Ok i will not prune on this grow unless you guys decide i should later on, I am thinking of starting flowering on Tuesday when i change out my water, should i?
They look mature enough to flower. If they were mine I would raise the lights a little and see if I could stretch them. They will stretch a lot when put into flower so the call is yours.
Are you going to keep the on veg nutes for the first 2 weeks of flower?
I keep my veg nutes in for about two weeks into flower and I keep them at whatever dose I was using the week before. I do this by making the res change on the day of 12/12 with veg nutes and do one more res change with veg nutes after that. The next res change is the flower nute change.
I do this because the plant's natural reaction to the shorter light cycle is to start stretching and it will rob nutrients from the bottom of the plant by sucking the nutrients out of the lower leaves. I've seen a lose of up to 1/3rd of the lower leaves. The veg nutes give it enough of a N boost to avoid some but not all of this from happening.
Leaves are like little spare fuel tanks for growth and I like to keep my fuel tank as full as I can to get the best growth.
my main worry approaching flowering now is how my LED's are going to hold up i am running a total of 155 watts of LED plus a bunch of random cfls along the side with the goal of giving light to the under area where the LED's wont penetrate well to help compensate for this weakness.
I have a good amount of room to add lights with regards to heat, any suggestions of small stuff to add that will increase my yield and overall flowering efficiency?
so my rez is around half full (2.5 gallons or so) and i am planning on changing it out tomorrow to fresh veg water and beginning the flowering cycle 8am to 8pm. i should be fine without adding new water right? and have any of you guys tried the reptile lights 4 hours a day during flowering, and i didn't really understand what they would gain for me?

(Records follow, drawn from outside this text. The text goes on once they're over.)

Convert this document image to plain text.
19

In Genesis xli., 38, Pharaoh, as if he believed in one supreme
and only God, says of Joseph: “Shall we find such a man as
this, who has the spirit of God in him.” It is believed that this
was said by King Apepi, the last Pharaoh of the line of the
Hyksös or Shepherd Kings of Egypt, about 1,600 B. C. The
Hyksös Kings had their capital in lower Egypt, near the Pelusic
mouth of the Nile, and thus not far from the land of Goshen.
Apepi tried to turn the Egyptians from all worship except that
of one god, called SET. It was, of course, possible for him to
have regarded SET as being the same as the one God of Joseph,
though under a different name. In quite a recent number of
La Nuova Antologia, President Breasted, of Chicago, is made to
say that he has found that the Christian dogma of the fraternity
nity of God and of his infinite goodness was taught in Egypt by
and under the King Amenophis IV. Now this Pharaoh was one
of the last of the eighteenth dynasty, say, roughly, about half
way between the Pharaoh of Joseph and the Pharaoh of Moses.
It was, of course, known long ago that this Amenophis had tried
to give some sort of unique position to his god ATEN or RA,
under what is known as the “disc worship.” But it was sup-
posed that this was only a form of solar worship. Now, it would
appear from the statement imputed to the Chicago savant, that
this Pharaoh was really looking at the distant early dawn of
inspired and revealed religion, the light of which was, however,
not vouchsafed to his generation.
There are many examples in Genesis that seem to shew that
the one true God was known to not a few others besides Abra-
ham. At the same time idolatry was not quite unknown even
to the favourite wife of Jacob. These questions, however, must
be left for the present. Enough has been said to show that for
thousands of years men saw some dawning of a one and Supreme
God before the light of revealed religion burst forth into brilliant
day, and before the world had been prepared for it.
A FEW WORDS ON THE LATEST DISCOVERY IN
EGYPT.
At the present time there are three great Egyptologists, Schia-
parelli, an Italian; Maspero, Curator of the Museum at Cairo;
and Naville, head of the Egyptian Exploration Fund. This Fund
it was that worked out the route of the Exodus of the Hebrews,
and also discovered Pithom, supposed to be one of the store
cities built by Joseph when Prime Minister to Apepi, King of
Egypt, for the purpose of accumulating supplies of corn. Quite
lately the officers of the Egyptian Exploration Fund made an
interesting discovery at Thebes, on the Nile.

Need to fill that res up. You could dump and refill or add 3.5 gallon or so to the remaining water. How long has that water been in the tank? If it's been in over 3-4 days I'd dump and start flowering with a nice fresh batch. They are going to need as much N as reasonable and it may have taken out some of the N in what's left.
Also keep in mind it is best to refill the tank with nuted PH'd water as the plant "eat" it to keep it around the 6 gallon level. It also keeps the banquet table full with fresh nutes so the plants can eat what they want and/or need.